2009-04-12 15:29:24

by Ed Tomlinson

[permalink] [raw]
Subject: How movable is zone movable?

Hi,

How dependable should zone movable be? After a boot kvm is able to get enough hugepages to
back the session. After a day or two it becomes a lot less predictable. Sometimes it will swap out for 30 seconds
and then succeed other times it will fail. Interestingly, it sometimes works if I cancel the kvm session after
it tells me it cannot allocate the hugepages and immediatly restart. It there some way to determine what
is not respecting zone moveable?
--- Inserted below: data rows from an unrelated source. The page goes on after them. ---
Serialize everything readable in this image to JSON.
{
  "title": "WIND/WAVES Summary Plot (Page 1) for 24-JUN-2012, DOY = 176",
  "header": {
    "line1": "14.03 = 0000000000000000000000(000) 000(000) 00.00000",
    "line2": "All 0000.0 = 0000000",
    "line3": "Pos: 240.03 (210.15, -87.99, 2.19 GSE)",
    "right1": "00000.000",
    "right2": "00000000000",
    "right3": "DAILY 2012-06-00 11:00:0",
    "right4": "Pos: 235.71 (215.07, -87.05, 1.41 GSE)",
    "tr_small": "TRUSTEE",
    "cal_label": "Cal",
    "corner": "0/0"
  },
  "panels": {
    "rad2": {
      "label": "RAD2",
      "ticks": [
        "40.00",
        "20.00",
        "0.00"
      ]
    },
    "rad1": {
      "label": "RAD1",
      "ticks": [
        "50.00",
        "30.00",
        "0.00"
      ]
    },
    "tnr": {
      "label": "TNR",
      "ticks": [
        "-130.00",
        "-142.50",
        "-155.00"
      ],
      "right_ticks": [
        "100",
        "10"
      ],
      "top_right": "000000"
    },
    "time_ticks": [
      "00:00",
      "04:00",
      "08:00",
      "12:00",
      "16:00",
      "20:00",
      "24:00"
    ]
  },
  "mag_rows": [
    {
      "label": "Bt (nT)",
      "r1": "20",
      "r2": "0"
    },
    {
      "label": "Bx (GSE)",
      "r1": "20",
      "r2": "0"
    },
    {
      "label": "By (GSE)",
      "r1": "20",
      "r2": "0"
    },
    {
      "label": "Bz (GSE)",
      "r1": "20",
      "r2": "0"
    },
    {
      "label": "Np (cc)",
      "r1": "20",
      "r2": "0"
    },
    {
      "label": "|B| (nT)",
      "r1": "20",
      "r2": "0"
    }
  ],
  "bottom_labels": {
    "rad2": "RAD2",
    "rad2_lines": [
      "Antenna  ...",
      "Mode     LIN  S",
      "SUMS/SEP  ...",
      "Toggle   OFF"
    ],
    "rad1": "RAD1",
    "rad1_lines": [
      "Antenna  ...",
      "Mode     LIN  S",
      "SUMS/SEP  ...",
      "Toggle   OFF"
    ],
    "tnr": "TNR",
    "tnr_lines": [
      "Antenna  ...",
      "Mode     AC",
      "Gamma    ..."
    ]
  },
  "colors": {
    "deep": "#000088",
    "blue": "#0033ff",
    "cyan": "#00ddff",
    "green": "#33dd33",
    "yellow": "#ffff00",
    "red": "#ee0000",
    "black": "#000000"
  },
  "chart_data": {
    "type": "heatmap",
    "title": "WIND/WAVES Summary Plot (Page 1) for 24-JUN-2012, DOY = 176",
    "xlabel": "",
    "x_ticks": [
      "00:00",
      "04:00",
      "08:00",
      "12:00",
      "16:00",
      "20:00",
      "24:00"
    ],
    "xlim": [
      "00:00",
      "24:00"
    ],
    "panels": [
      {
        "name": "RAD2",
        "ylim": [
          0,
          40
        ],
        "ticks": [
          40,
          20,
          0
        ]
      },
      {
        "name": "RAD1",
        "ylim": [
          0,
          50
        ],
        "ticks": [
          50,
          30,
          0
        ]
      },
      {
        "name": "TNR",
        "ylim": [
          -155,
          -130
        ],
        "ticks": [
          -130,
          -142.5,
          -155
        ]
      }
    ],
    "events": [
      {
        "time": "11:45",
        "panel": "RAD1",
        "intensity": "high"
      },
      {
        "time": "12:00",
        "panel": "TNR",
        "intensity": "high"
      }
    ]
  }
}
Or is zone moveable just a suggestion and not expected to really be
moveable?

I have the following set in sysctl.conf

# huge_pages with movablecore set to 3G
kernel.shmmax = 8589934592
vm.nr_hugepages = 128
vm.nr_overcommit_hugepages = 1408
vm.hugepages_treat_as_movable = 1
vm.hugetlb_shm_group = 1005

This is with any recient kernel release (2.6.28 and later)

Thanks,
Ed Tomlinson


2009-04-13 01:06:17

by Kamezawa Hiroyuki

[permalink] [raw]
Subject: Re: How movable is zone movable?
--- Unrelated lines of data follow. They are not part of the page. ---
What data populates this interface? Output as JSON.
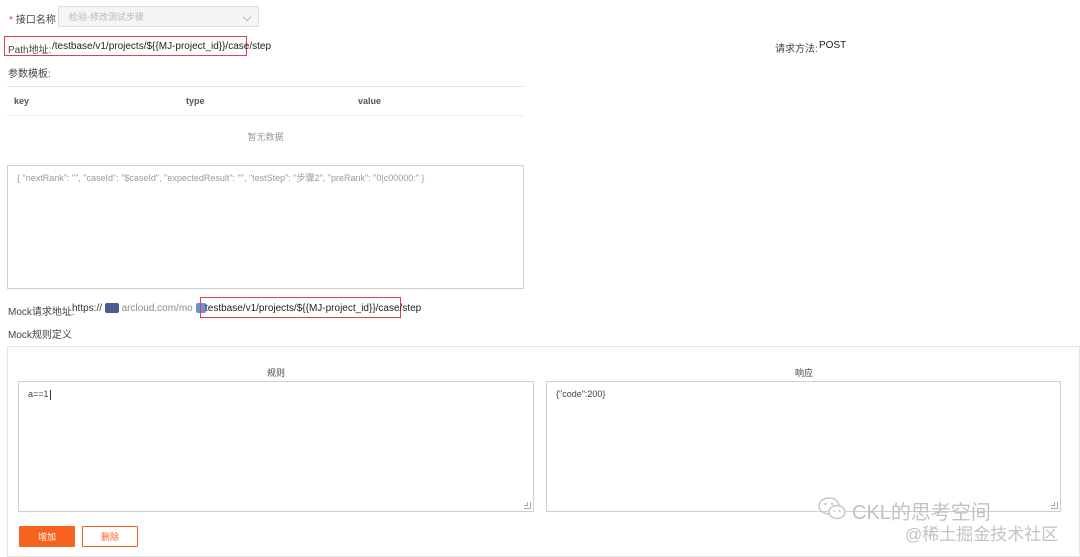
{
  "form": {
    "api_name_label": "接口名称",
    "api_name_value": "检验-修改测试步骤",
    "path_label": "Path地址:",
    "path_value": "/testbase/v1/projects/${{MJ-project_id}}/case/step",
    "method_label": "请求方法:",
    "method_value": "POST",
    "param_template_label": "参数模板:"
  },
  "param_table": {
    "columns": [
      "key",
      "type",
      "value"
    ],
    "empty_text": "暂无数据"
  },
  "body_textarea": {
    "value": "{ \"nextRank\": \"\", \"caseId\": \"$caseId\", \"expectedResult\": \"\", \"testStep\": \"步骤2\", \"preRank\": \"0|c00000:\" }"
  },
  "mock": {
    "address_label": "Mock请求地址:",
    "address_prefix": "https://",
    "address_mid": "arcloud.com/mo",
    "address_path": "testbase/v1/projects/${{MJ-project_id}}/case/step",
    "rules_label": "Mock规则定义",
    "rule_col_title": "规则",
    "response_col_title": "响应",
    "rule_value": "a==1",
    "response_value": "{\"code\":200}"
  },
  "buttons": {
    "add_label": "增加",
    "delete_label": "删除"
  },
  "watermark": {
    "line1": "CKL的思考空间",
    "line2": "@稀土掘金技术社区"
  },
  "colors": {
    "accent": "#f5631f",
    "highlight_border": "#d9454b"
  }
}
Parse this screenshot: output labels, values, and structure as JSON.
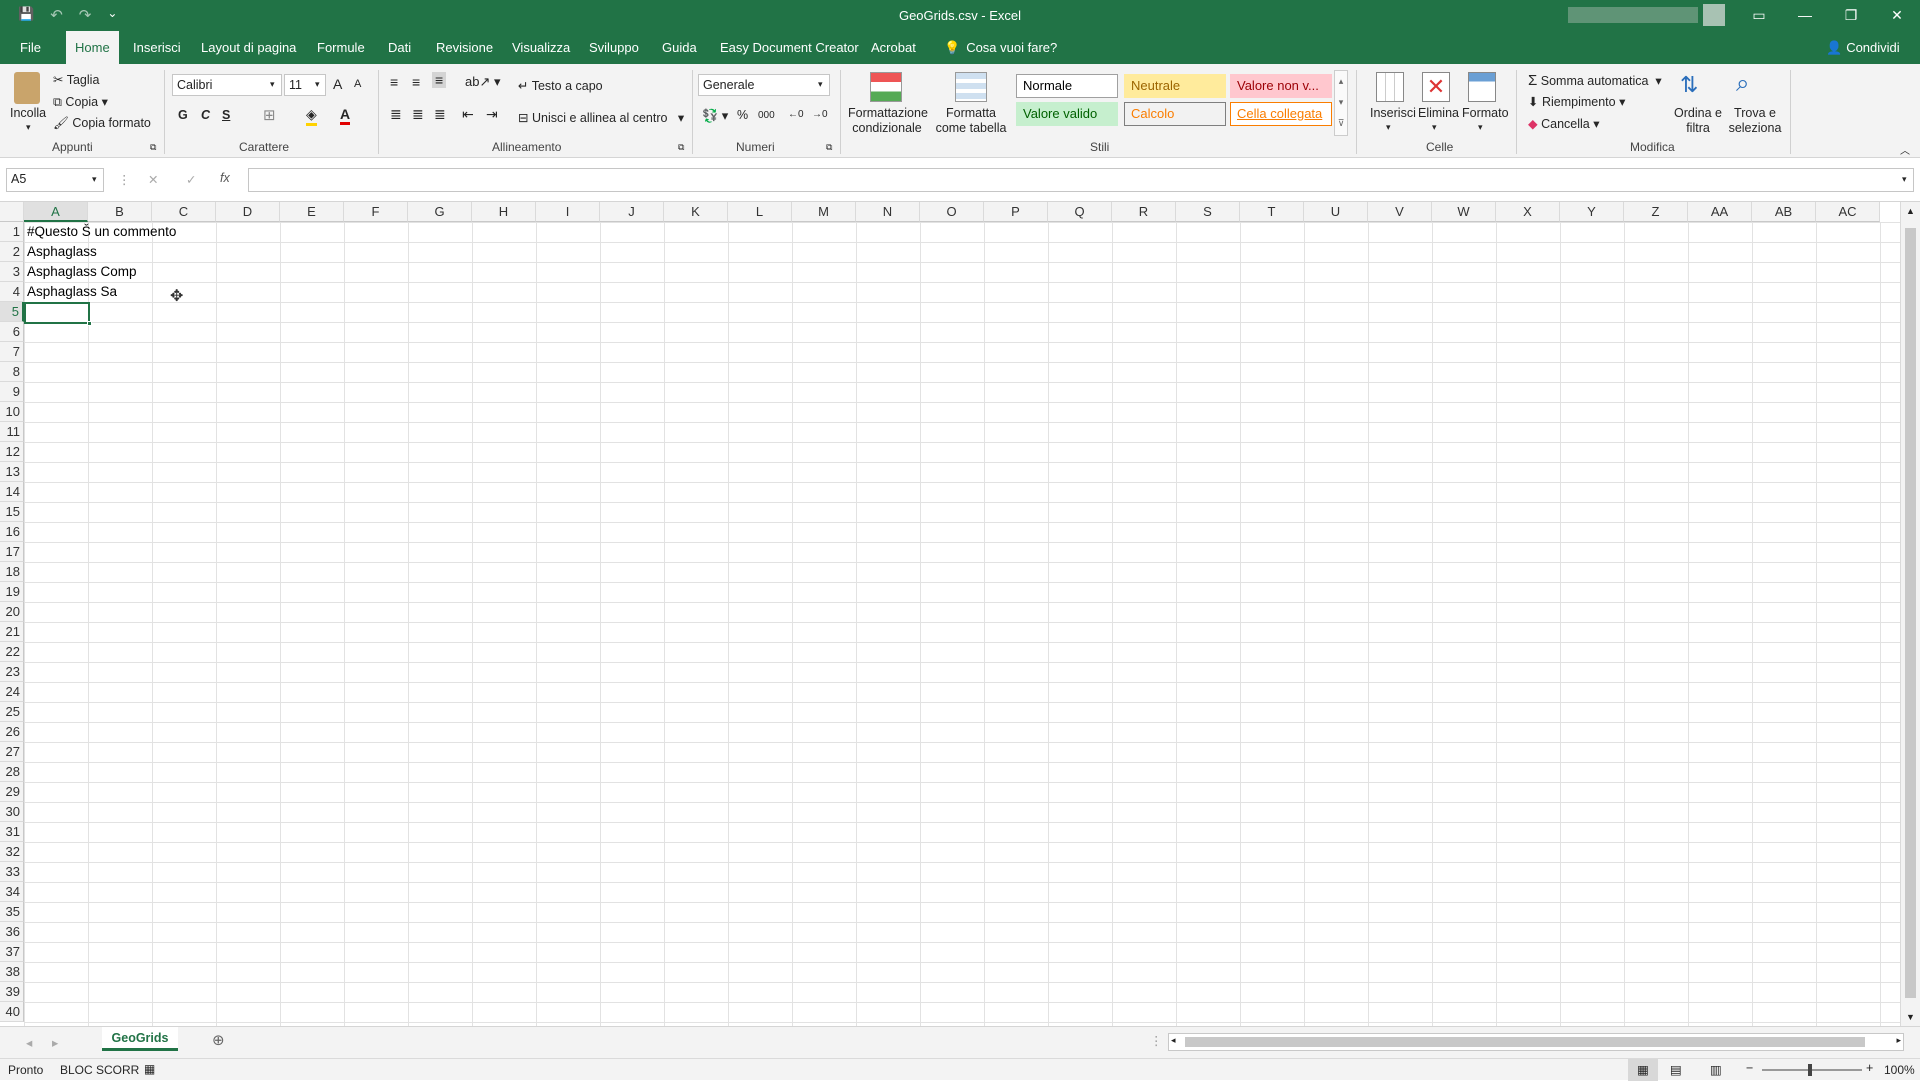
{
  "window": {
    "title": "GeoGrids.csv  -  Excel",
    "controls": {
      "ribbon_display": "▭",
      "minimize": "—",
      "restore": "❐",
      "close": "✕"
    }
  },
  "qat": {
    "save": "💾",
    "undo": "↶",
    "redo": "↷",
    "customize": "⌄"
  },
  "tabs": [
    "File",
    "Home",
    "Inserisci",
    "Layout di pagina",
    "Formule",
    "Dati",
    "Revisione",
    "Visualizza",
    "Sviluppo",
    "Guida",
    "Easy Document Creator",
    "Acrobat"
  ],
  "tell_me": "Cosa vuoi fare?",
  "share": "Condividi",
  "ribbon": {
    "clipboard": {
      "label": "Appunti",
      "paste": "Incolla",
      "cut": "Taglia",
      "copy": "Copia",
      "format_painter": "Copia formato"
    },
    "font": {
      "label": "Carattere",
      "name": "Calibri",
      "size": "11",
      "bold": "G",
      "italic": "C",
      "underline": "S",
      "grow": "A",
      "shrink": "A"
    },
    "alignment": {
      "label": "Allineamento",
      "wrap": "Testo a capo",
      "merge": "Unisci e allinea al centro"
    },
    "number": {
      "label": "Numeri",
      "format": "Generale",
      "percent": "%",
      "thousands": "000"
    },
    "styles": {
      "label": "Stili",
      "conditional": "Formattazione condizionale",
      "format_table": "Formatta come tabella",
      "cells": [
        {
          "name": "Normale",
          "bg": "#ffffff",
          "fg": "#000000",
          "border": "#a0a0a0"
        },
        {
          "name": "Neutrale",
          "bg": "#ffeb9c",
          "fg": "#9c6500",
          "border": "#ffeb9c"
        },
        {
          "name": "Valore non v...",
          "bg": "#ffc7ce",
          "fg": "#9c0006",
          "border": "#ffc7ce"
        },
        {
          "name": "Valore valido",
          "bg": "#c6efce",
          "fg": "#006100",
          "border": "#c6efce"
        },
        {
          "name": "Calcolo",
          "bg": "#f2f2f2",
          "fg": "#fa7d00",
          "border": "#7f7f7f"
        },
        {
          "name": "Cella collegata",
          "bg": "#ffffff",
          "fg": "#fa7d00",
          "border": "#fa7d00"
        }
      ]
    },
    "cells": {
      "label": "Celle",
      "insert": "Inserisci",
      "delete": "Elimina",
      "format": "Formato"
    },
    "editing": {
      "label": "Modifica",
      "autosum": "Somma automatica",
      "fill": "Riempimento",
      "clear": "Cancella",
      "sort": "Ordina e filtra",
      "find": "Trova e seleziona"
    }
  },
  "formula_bar": {
    "name_box": "A5",
    "formula": "",
    "fx": "fx",
    "cancel": "✕",
    "enter": "✓"
  },
  "columns": [
    "A",
    "B",
    "C",
    "D",
    "E",
    "F",
    "G",
    "H",
    "I",
    "J",
    "K",
    "L",
    "M",
    "N",
    "O",
    "P",
    "Q",
    "R",
    "S",
    "T",
    "U",
    "V",
    "W",
    "X",
    "Y",
    "Z",
    "AA",
    "AB",
    "AC"
  ],
  "rows": 40,
  "cells": [
    {
      "row": 1,
      "col": "A",
      "value": "#Questo Š un commento"
    },
    {
      "row": 2,
      "col": "A",
      "value": "Asphaglass"
    },
    {
      "row": 3,
      "col": "A",
      "value": "Asphaglass Comp"
    },
    {
      "row": 4,
      "col": "A",
      "value": "Asphaglass Sa"
    }
  ],
  "active_cell": {
    "row": 5,
    "col": "A"
  },
  "sheet_tabs": [
    "GeoGrids"
  ],
  "status": {
    "mode": "Pronto",
    "scroll_lock": "BLOC SCORR",
    "zoom": "100%",
    "zoom_minus": "−",
    "zoom_plus": "+"
  }
}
On Sun, 12 Apr 2009 11:29:09 -0400
Ed Tomlinson <[email protected]> wrote:

> Hi,
>
> How dependable should zone movable be? After a boot kvm is able to get enough hugepages to
> back the session. After a day or two it becomes a lot less predictable. Sometimes it will swap out for 30 seconds
> and then succeed other times it will fail. Interestingly, it sometimes works if I cancel the kvm session after
> it tells me it cannot allocate the hugepages and immediatly restart. It there some way to determine what
> is not respecting zone moveable? Or is zone moveable just a suggestion and not expected to really be
> moveable?
>
> I have the following set in sysctl.conf
>
> # huge_pages with movablecore set to 3G
> kernel.shmmax = 8589934592
> vm.nr_hugepages = 128
> vm.nr_overcommit_hugepages = 1408
> vm.hugepages_treat_as_movable = 1
> vm.hugetlb_shm_group = 1005
>
> This is with any recient kernel release (2.6.28 and later)
>

At first, "Movable" means that it's only includes anon/file-cache, they are migratable by page
migration (memory hotremove) and considered to be easy to be freed.
Unfortunately, "move/migrate memory" for memory recalim is not implemented yet. So, at allocating
hugepages, all necessary memory should be freed (swapped out).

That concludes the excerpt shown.